Untuk itu, perlu juga kita pahami dalam pemalsuan formil dan materil. Contoh pemalsuan formil itu seperti memalsukan kop surat. Sementara, pasal 263 ayat 2 yang didakwakan terhadap saudara Edy Rustandi ini adalah menggunakan surat palsu, katanya.

Selain itu, lanjut Ahli Hukum Pidana ini, jika seseorang tidak mengetahui surat itu adalah surat palsu dan menggunakannya, berarti orang tersebut tidak berniat jahat.

Namun, hal itu juga perlu pembutian seperti kesengajaan, atau tidak sengaja.

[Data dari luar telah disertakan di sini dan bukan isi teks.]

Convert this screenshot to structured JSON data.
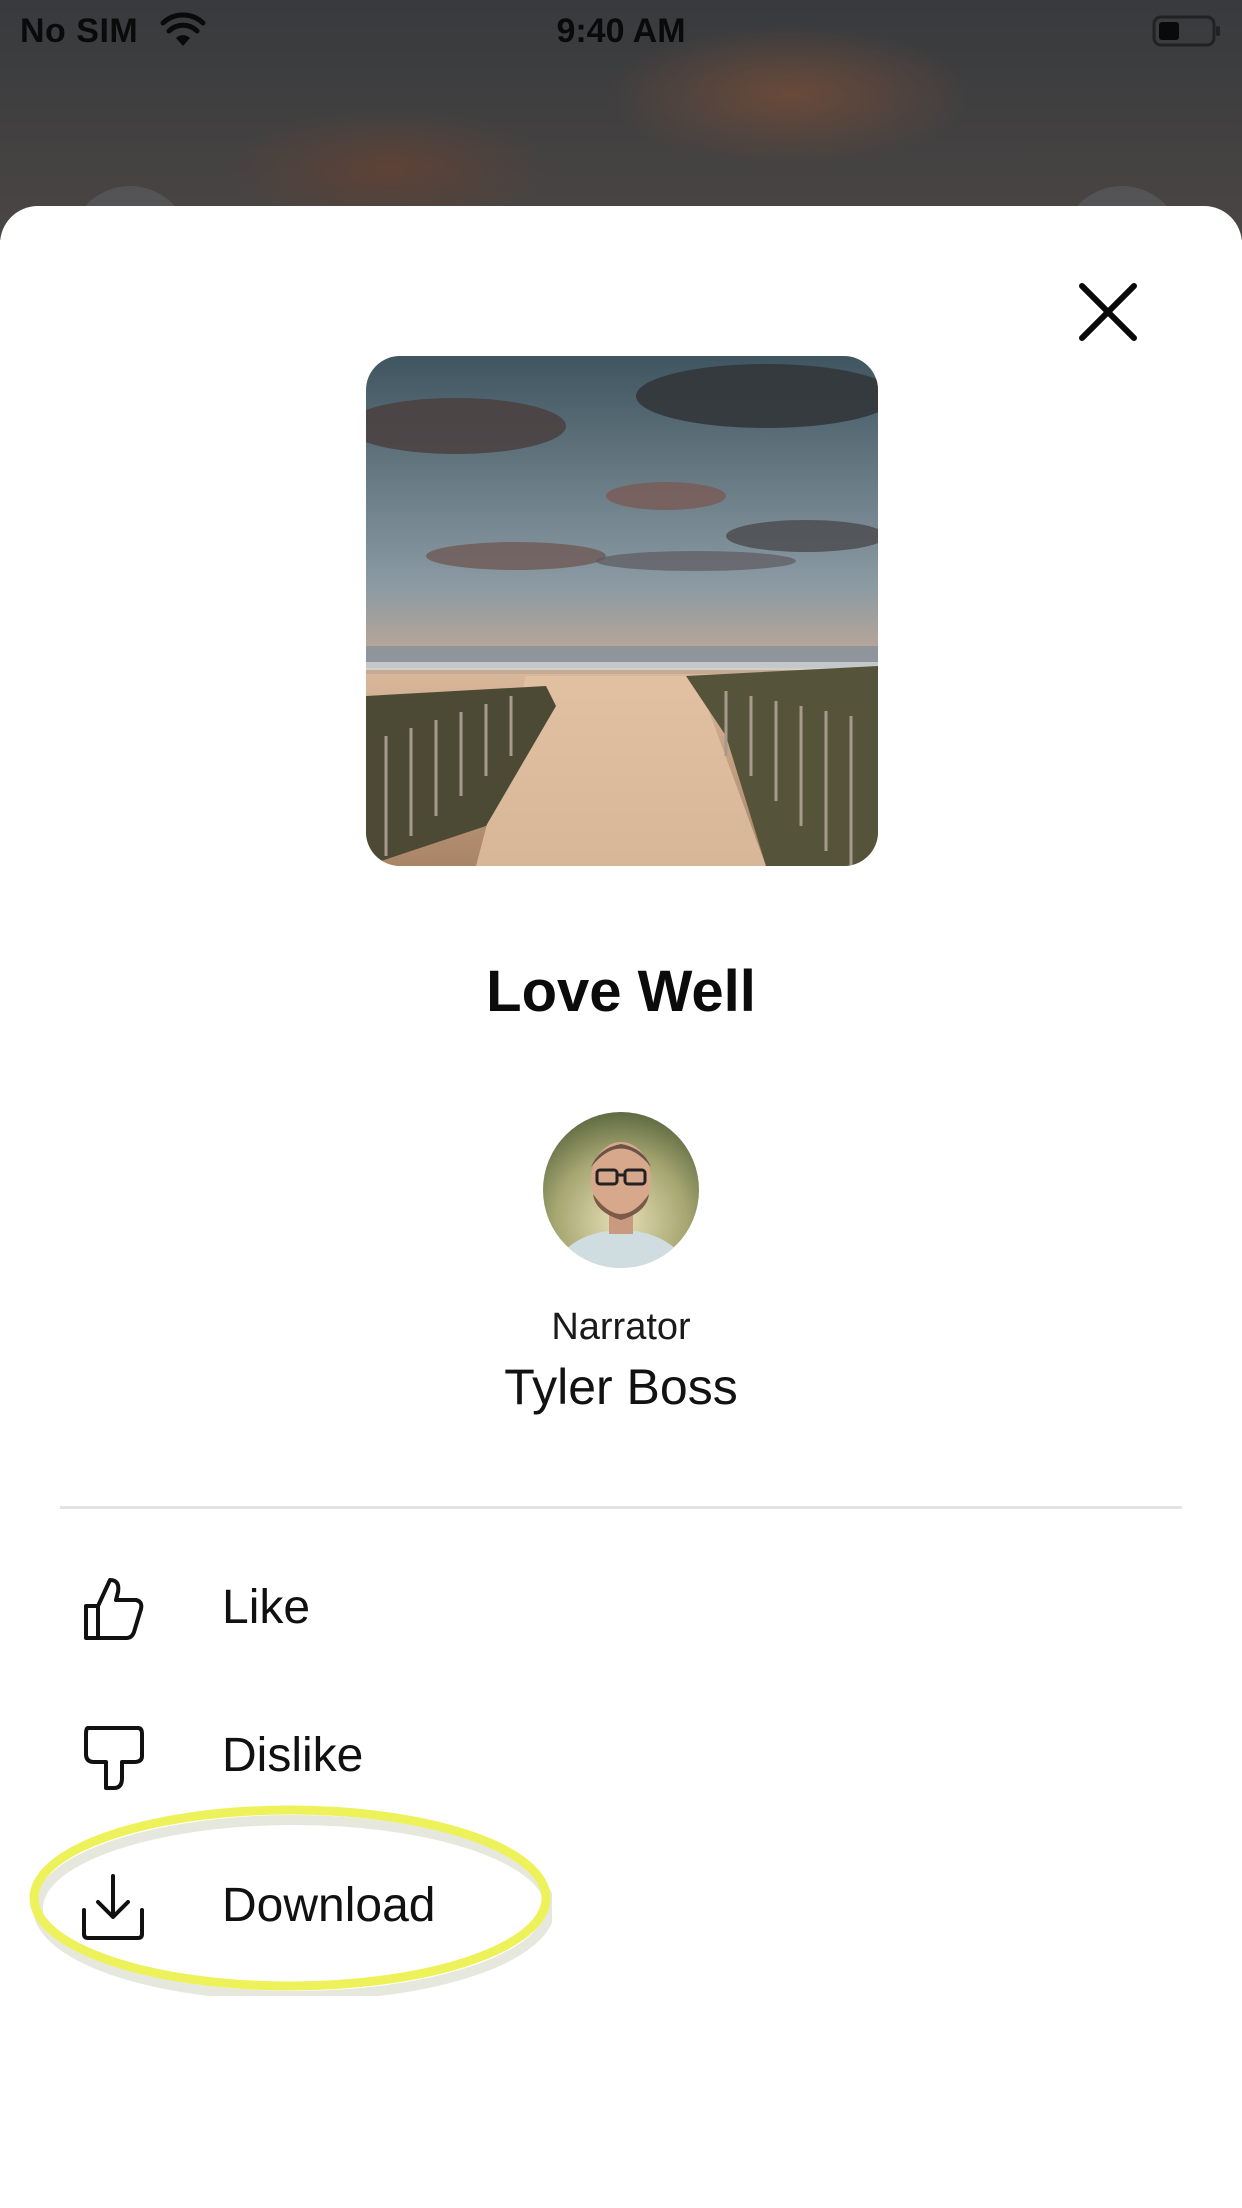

Dalam perkara ini, pendapat saya adalah originallitas surat tersebut, kalau menyatakan akta autentik tidak lain tidak bukan adalah itu data autentik.

Sementara, ungkap Ahli, jika seseorang menggunakan surat palsu yang didakwa dalam pasal 263 ayat 2 dan didalam isi surat itu palsu, atau dipalsukan dan siapa yang memalsukannya.

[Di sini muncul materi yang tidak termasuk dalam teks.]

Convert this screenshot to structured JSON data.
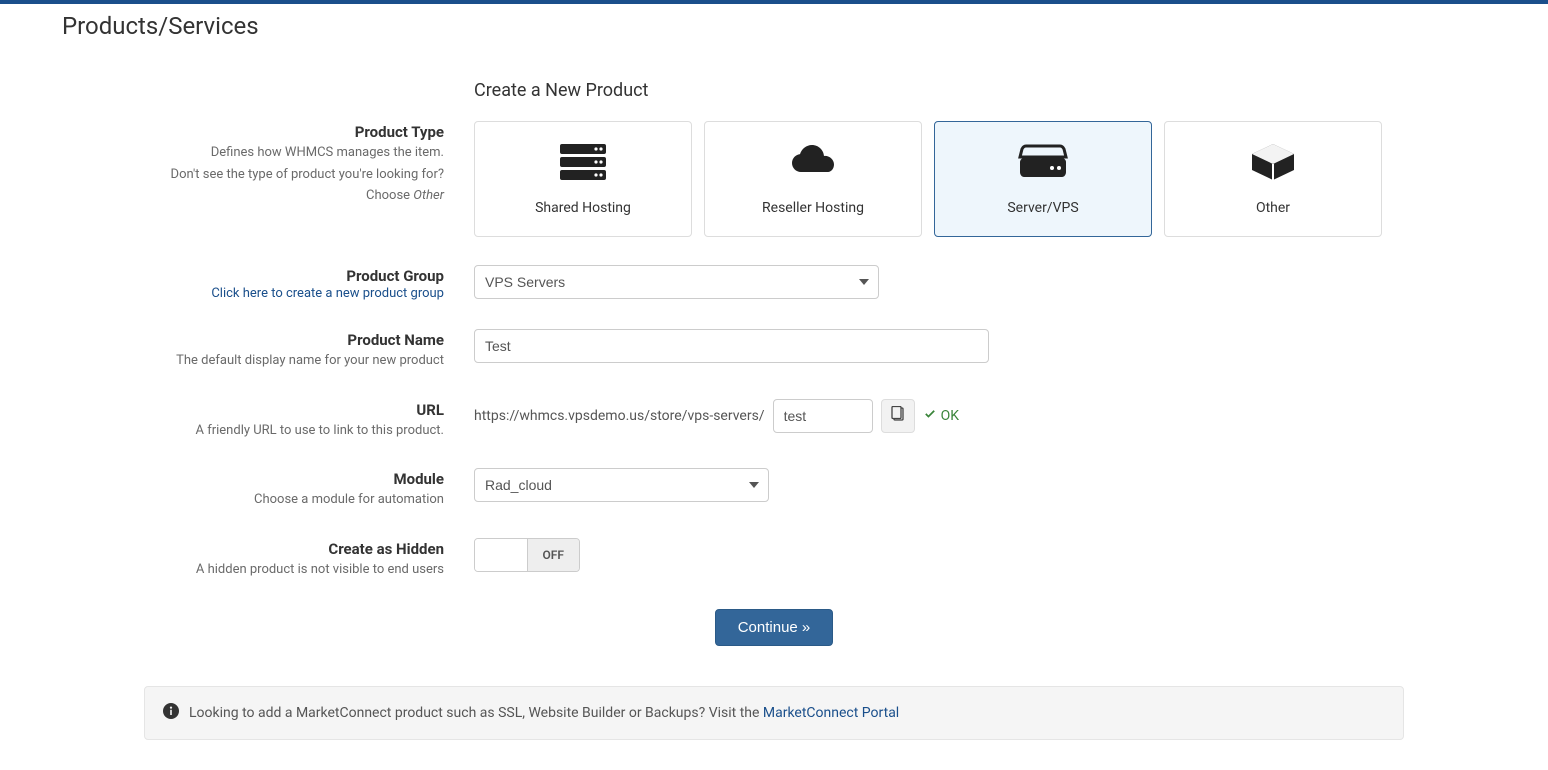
{
  "page_title": "Products/Services",
  "section_title": "Create a New Product",
  "labels": {
    "product_type": "Product Type",
    "product_type_hint1": "Defines how WHMCS manages the item.",
    "product_type_hint2": "Don't see the type of product you're looking for?",
    "product_type_hint3_prefix": "Choose ",
    "product_type_hint3_em": "Other",
    "product_group": "Product Group",
    "product_group_link": "Click here to create a new product group",
    "product_name": "Product Name",
    "product_name_hint": "The default display name for your new product",
    "url": "URL",
    "url_hint": "A friendly URL to use to link to this product.",
    "module": "Module",
    "module_hint": "Choose a module for automation",
    "hidden": "Create as Hidden",
    "hidden_hint": "A hidden product is not visible to end users"
  },
  "product_types": [
    {
      "key": "shared",
      "label": "Shared Hosting",
      "icon": "server-icon",
      "selected": false
    },
    {
      "key": "reseller",
      "label": "Reseller Hosting",
      "icon": "cloud-icon",
      "selected": false
    },
    {
      "key": "vps",
      "label": "Server/VPS",
      "icon": "hdd-icon",
      "selected": true
    },
    {
      "key": "other",
      "label": "Other",
      "icon": "cube-icon",
      "selected": false
    }
  ],
  "product_group": {
    "selected": "VPS Servers"
  },
  "product_name": {
    "value": "Test"
  },
  "url": {
    "base": "https://whmcs.vpsdemo.us/store/vps-servers/",
    "slug": "test",
    "status": "OK"
  },
  "module": {
    "selected": "Rad_cloud"
  },
  "hidden_toggle": {
    "state": "OFF"
  },
  "actions": {
    "continue": "Continue »"
  },
  "banner": {
    "text": "Looking to add a MarketConnect product such as SSL, Website Builder or Backups? Visit the ",
    "link": "MarketConnect Portal"
  }
}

Namun, orang yang disangkakan diketahui menggunakan surat palsu itu dalam pemeriksaan, hal itu sebelumnya perlu adanya pembuktian. Dalam pembuktian itu juga ada bukti relevan. ‘Wit off road’ itu adalah kekuatan pembuktian. Serta alat bukti lainnya. Hal ini kalau kita berbicara kontek pembuktian dalam kontek perkara perdata dan pidana, tuturnya.

Menurut Ahli, dalam konteks perdata tentu akan mengadakan bukti, jika dikemudian hari ada pengekuatan pembuktiannya. Sedangkan, dalam konteks perkara pidana, tentu orang akan berusaha menghilangkan barang bukti. Dan hal ini sangat beda dengan perkara perdata, sebab dalam perkara perdata, orang akan berusahasa mencari pembuktian, ujarnya.

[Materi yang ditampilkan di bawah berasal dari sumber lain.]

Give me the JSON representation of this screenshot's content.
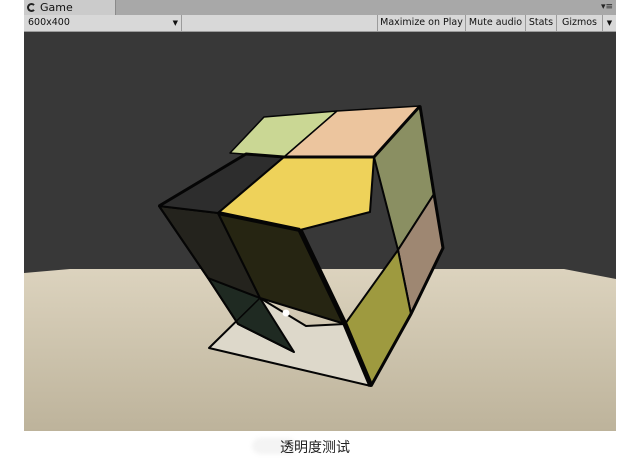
{
  "window": {
    "tab_title": "Game"
  },
  "toolbar": {
    "resolution": "600x400",
    "maximize_label": "Maximize on Play",
    "mute_label": "Mute audio",
    "stats_label": "Stats",
    "gizmos_label": "Gizmos"
  },
  "icons": {
    "tab": "game-controller-icon",
    "menu": "panel-menu-icon",
    "dropdown": "chevron-down-icon"
  },
  "colors": {
    "sky": "#383838",
    "floor": "#cfc5ad",
    "face_yellow": "#eed25a",
    "face_green": "#cad794",
    "face_orange": "#ecc59e",
    "face_olive": "#8a8f62",
    "face_brown": "#9e8772"
  },
  "caption": "透明度测试"
}
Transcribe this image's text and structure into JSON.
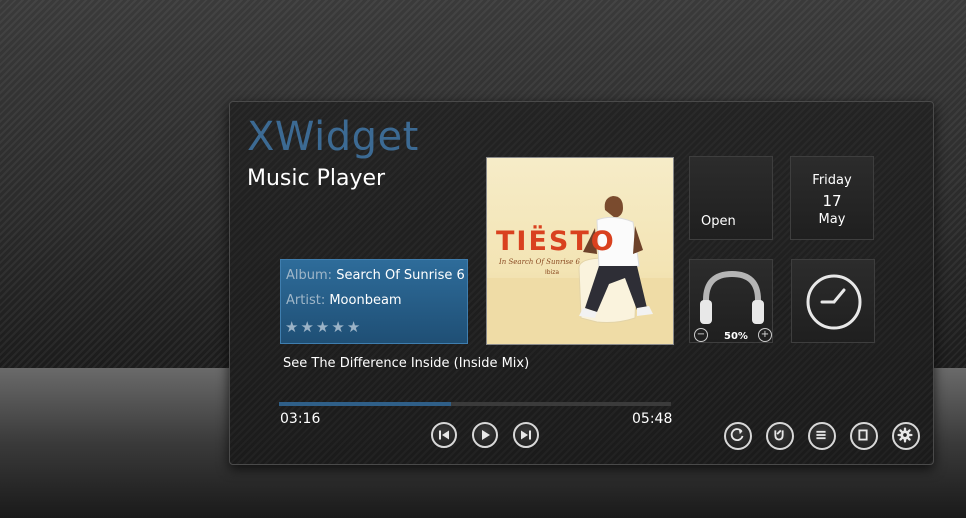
{
  "app": {
    "brand": "XWidget",
    "title": "Music Player"
  },
  "track": {
    "album_label": "Album:",
    "album": "Search Of Sunrise 6",
    "artist_label": "Artist:",
    "artist": "Moonbeam",
    "rating": 0,
    "rating_max": 5,
    "title": "See The Difference Inside (Inside Mix)"
  },
  "playback": {
    "elapsed": "03:16",
    "duration": "05:48",
    "progress": 0.44
  },
  "tiles": {
    "open_label": "Open",
    "date_weekday": "Friday",
    "date_day": "17",
    "date_month": "May",
    "volume": "50%"
  },
  "album_art": {
    "logo_text": "TIËSTO",
    "line1": "In Search Of Sunrise 6",
    "line2": "Ibiza"
  },
  "colors": {
    "accent": "#2f5f88",
    "brand": "#3c6a93"
  }
}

Pada intinya, menurut Ahli, harus dibuktikan dulu siapa tersangka dari 263 ayat 1, baru bisa disangkakan pada pasal 263 ayat 2 tersebut.

Untuk itu, kita perlu mengetahui siapa tersangka dari pasal 263 ayat 1 – nya, dan siapa tersangkanya. Saya berpendapat, persangkaan yang disangkakan terhadap pasal 263 ayat 2 ini tidak wajar. Seharusnya, harus dilakukan pembuktian terhadap pasal 263 ayat 1 terlebih dahulu, papar Ahli.

Sementara, terdakwa Edy Rustandi mengaku, dalam perkara tersebut, ia didakwa dengan dua pasal, yaitu pasal 263 ayat 2 dan pasal 266, yang disangkakan menggunakan surat palsu.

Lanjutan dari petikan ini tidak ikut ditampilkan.